The worldwide average is 2 to 4 years, and once you start poking around online you instantly realize how common extended nursing is beyond infancy. So common in fact, it seems weirder to stop so soon, especially if only over social disapproval, if all parties are comfortable continuing.

Of course, you rarely see it in action, because most women have the good sense to do it privately, as the world is full of Prunies. But in some corners it's treated as so skeezy and inappropriate that you may as well be joining some secret underground nursing sex club with labyrinthine approval systems. (Suggestions for the club name: The Milk Dud, Duct Works, Thanks for the Mammaries!, Milky Way, Duct and Cover, Titty Bar.)

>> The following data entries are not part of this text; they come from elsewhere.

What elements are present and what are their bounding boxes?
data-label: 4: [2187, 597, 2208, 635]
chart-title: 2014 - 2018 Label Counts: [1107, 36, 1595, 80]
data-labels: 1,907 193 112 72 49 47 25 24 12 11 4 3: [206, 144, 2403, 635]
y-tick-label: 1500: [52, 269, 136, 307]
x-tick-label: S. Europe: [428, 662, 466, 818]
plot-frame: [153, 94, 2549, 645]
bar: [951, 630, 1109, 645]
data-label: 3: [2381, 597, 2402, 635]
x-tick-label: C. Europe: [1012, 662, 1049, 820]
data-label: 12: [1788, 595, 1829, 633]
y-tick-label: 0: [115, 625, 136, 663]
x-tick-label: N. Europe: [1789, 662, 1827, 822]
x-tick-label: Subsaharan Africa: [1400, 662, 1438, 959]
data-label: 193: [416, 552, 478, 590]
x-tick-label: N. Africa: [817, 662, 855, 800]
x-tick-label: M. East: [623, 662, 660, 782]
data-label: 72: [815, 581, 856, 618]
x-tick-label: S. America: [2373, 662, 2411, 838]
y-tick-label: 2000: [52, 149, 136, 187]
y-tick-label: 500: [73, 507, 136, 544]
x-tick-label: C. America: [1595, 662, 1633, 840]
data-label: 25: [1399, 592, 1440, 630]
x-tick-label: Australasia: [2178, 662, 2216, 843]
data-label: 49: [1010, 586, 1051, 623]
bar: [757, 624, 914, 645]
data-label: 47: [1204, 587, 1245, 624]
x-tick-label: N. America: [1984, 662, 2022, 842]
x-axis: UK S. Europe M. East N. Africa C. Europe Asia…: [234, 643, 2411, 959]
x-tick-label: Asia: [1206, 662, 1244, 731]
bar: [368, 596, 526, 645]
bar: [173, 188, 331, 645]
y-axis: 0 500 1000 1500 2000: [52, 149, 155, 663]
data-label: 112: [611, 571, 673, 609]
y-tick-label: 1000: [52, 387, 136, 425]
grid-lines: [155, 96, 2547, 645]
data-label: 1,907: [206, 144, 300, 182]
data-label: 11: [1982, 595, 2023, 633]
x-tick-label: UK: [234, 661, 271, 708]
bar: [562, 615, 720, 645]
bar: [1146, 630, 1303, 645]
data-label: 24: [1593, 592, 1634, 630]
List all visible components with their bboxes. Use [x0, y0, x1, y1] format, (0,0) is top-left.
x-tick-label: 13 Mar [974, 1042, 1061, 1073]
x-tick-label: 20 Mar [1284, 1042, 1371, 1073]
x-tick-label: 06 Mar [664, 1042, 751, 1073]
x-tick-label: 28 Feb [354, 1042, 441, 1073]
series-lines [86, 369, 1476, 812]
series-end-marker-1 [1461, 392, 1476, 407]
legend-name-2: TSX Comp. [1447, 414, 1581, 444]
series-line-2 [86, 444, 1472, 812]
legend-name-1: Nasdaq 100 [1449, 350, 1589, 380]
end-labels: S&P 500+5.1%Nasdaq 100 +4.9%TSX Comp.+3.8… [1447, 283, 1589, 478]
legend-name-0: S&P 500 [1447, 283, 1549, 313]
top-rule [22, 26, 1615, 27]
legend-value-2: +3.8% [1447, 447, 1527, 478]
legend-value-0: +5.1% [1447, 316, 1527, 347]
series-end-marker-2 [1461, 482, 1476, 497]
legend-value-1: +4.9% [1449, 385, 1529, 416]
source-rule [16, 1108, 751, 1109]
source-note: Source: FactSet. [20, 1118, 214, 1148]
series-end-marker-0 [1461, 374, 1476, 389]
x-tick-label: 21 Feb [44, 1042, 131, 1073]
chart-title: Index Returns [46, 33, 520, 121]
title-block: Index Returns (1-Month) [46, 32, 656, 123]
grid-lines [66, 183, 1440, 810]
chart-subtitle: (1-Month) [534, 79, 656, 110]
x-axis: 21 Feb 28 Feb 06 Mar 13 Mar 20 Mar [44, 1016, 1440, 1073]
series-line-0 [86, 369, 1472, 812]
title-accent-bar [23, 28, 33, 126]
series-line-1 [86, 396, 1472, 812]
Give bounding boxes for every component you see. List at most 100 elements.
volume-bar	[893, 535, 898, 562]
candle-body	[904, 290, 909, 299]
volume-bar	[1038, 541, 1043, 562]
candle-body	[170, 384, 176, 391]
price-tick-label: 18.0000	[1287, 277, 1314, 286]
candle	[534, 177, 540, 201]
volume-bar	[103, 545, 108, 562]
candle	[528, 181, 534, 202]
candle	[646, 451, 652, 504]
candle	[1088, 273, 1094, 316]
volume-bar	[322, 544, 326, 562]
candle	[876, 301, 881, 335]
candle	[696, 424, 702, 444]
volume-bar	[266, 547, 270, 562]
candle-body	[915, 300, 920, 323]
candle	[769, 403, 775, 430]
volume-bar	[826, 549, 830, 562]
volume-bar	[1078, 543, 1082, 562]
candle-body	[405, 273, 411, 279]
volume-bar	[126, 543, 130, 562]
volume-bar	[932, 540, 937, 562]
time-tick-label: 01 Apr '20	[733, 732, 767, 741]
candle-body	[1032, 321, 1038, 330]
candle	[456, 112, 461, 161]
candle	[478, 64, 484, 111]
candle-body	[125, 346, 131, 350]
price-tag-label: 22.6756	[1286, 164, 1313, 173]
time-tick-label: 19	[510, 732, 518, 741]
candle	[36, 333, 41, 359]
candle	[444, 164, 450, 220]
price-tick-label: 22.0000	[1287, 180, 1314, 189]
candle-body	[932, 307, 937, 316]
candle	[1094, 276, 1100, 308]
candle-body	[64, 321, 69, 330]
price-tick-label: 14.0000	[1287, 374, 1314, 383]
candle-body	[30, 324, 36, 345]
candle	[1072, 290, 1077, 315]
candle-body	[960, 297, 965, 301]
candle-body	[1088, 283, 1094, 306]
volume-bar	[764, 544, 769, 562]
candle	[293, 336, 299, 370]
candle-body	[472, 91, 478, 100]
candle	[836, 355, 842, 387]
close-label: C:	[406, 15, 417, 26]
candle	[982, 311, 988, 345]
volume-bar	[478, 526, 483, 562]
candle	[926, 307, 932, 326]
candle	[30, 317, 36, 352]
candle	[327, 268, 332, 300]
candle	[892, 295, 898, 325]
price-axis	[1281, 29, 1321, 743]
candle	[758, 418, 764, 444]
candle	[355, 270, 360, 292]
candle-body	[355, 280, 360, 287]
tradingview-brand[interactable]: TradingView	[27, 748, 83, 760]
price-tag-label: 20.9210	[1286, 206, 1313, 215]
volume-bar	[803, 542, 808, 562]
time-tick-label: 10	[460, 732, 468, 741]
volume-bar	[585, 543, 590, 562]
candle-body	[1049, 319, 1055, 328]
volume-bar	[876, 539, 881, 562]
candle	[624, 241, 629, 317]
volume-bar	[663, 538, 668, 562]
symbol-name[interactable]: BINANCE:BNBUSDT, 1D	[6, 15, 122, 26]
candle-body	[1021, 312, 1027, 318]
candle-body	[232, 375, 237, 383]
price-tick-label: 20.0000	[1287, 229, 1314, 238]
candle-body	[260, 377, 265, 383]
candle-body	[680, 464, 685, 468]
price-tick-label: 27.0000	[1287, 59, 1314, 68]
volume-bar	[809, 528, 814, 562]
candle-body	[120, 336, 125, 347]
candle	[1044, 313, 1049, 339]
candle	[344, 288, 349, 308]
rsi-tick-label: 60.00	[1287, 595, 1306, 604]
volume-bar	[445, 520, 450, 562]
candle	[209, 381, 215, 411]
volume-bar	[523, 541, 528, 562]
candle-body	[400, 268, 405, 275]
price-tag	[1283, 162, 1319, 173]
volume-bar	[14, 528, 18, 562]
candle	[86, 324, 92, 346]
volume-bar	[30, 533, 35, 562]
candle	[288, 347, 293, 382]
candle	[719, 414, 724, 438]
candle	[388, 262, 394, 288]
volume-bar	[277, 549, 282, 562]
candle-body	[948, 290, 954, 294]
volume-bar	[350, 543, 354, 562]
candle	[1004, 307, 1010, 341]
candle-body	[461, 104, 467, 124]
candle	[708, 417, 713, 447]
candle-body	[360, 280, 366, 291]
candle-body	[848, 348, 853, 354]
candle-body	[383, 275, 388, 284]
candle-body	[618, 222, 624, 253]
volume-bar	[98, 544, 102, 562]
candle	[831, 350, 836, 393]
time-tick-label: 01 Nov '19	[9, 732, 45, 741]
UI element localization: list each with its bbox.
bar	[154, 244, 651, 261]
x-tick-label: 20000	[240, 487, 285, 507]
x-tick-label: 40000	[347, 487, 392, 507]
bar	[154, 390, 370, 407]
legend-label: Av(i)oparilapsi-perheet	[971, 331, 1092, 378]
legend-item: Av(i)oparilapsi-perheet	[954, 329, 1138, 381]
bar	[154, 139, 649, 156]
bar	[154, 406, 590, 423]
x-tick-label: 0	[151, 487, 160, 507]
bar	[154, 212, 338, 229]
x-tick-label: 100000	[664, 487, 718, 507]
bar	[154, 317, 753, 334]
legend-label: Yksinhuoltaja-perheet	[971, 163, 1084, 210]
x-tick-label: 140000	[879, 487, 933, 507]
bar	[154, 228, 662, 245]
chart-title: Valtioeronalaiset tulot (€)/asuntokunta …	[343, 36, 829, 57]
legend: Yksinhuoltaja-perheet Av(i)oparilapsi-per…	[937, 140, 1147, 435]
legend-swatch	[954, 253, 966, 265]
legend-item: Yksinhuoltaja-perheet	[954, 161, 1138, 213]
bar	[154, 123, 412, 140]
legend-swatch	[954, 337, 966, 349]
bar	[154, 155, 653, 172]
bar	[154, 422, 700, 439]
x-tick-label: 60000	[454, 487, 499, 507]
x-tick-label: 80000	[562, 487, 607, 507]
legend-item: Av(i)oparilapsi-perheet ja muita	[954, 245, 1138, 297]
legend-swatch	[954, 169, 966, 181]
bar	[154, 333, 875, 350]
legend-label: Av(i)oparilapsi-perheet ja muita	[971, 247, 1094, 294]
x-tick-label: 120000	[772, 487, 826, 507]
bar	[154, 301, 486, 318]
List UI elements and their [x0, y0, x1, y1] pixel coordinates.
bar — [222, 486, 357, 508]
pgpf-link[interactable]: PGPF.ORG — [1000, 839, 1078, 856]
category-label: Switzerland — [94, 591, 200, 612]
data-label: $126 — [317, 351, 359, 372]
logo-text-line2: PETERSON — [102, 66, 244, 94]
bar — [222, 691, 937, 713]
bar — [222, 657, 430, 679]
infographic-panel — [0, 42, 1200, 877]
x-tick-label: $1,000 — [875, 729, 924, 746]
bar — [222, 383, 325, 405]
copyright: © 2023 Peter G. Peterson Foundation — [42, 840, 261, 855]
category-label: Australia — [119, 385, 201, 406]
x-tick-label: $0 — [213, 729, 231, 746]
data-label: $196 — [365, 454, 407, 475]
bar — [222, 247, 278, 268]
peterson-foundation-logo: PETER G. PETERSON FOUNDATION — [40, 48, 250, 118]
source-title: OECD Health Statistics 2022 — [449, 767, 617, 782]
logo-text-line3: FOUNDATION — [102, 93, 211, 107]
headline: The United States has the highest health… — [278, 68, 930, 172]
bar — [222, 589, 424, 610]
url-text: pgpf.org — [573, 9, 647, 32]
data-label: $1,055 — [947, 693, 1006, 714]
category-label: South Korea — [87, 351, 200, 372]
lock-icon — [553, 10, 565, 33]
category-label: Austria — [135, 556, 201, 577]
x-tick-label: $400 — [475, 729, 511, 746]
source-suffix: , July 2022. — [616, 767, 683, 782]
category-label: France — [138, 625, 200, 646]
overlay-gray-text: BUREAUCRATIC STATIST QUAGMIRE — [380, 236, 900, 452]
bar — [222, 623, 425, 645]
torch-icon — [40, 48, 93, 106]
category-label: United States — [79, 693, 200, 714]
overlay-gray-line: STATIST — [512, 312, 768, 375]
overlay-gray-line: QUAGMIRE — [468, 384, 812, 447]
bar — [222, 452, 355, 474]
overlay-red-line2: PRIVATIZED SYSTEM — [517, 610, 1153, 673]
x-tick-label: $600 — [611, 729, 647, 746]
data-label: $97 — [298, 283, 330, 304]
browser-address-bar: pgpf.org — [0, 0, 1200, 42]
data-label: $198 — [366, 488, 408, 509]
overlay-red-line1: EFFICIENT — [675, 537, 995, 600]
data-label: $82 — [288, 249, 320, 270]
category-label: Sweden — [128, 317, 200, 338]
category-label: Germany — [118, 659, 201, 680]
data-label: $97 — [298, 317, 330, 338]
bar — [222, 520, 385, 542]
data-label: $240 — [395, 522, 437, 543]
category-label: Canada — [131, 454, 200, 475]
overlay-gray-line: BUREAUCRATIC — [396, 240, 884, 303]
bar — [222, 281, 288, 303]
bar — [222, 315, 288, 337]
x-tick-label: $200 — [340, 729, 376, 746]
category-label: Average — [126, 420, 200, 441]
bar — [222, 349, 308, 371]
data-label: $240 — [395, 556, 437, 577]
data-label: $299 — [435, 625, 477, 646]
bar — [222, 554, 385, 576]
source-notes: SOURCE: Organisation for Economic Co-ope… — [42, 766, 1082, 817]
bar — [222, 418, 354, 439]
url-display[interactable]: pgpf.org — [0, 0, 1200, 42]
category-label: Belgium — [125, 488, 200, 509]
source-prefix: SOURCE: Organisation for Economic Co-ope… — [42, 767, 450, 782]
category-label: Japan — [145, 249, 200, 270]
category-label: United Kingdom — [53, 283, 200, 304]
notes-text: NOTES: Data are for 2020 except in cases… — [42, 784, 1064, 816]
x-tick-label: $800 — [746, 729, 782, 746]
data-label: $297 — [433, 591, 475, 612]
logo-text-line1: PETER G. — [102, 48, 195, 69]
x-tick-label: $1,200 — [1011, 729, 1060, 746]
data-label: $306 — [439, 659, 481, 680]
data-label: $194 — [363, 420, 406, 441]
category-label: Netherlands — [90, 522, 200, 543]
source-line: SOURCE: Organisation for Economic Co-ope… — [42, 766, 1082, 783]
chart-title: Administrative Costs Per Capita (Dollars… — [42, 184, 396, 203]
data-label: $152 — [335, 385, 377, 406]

That said, I'm probably going to be ready to wean soon, and I have no idea how to end this dance. I wouldn't even know where to start. I've read all the shit, and I still don't know the best approach for us.

All of this was swirling around in my head when I asked my pediatrician recently about the self-weaning process, and whether letting the child take control — apparently a thing that people do all the time — was perfectly all right or not.

The answer: "Now's the time to start thinking about what's best for her and you, and not just what she wants."

This, by the way, is a pediatrician highly regarded for her less aggressive immunization schedule and preference for the homeopathic over the antibiotic whenever possible and safe. And, yet, here she was telling me to cut the cord already. There's no way I'm implying that my mobility, wishes and own independence don't matter, but I'm still looking for a more holistic answer somewhere other than the Internet.

Also, pediatricians are kind of annoying sometimes? Has anyone else noticed this? They're always saying these dumbed-down things you can tell are just these rehearsed little sound bites that may or may not have resonance on a patient-to-patient basis.

For instance, when talking to one about introducing solid food a while back, he suggested that nutritionally speaking, you could go a bit longer on breast milk than 6 months and it would be fine. Merely trying to understand the science behind his statement, I asked if technically you could nurse a baby exclusively for its entire first year — just out of curiosity.

His answer? "Sure, but then you have a 1-year-old who can't hold a spoon."

Stop the presses! My 1-year-old won't be able to hold a spoon! I hear the application to Harvard is written entirely in SPOONS!

Ugh, just answer me, dude? Is it a trade secret? Do I seem stupid? Is this a back-room deal you have with Gerber?

Another said I should wean now, you know, unless I still wanted to be nursing a 14-year-old in the future. Really, guy? 14? So I can either stop nursing at 6 months old or we'll be topping her off before she takes her first algebra test? Whatever happened to nuance? What about the middle? What about flexibility? What about how everyone is HORRIBLE?

Whew.

I guess, like anything, it all depends on which side of the boob you wanna be on. For us, right now, nursing is an unbeatable tool in our arsenal. It has helped tremendously when she's teething; it's a godsend when she is sick. And nothing gets an upset baby to calm down or go back to sleep like a quick dose, as my husband likes to call it, of the knockout juice.

Yes, we're fostering more dependence as long as we're tethered, but until we figure it out, I suppose that's just my D-cupped cross to bear.


Tracy Moore is a writer living in Los Angeles. She's down to two feedings a day, honest — for the whole last year.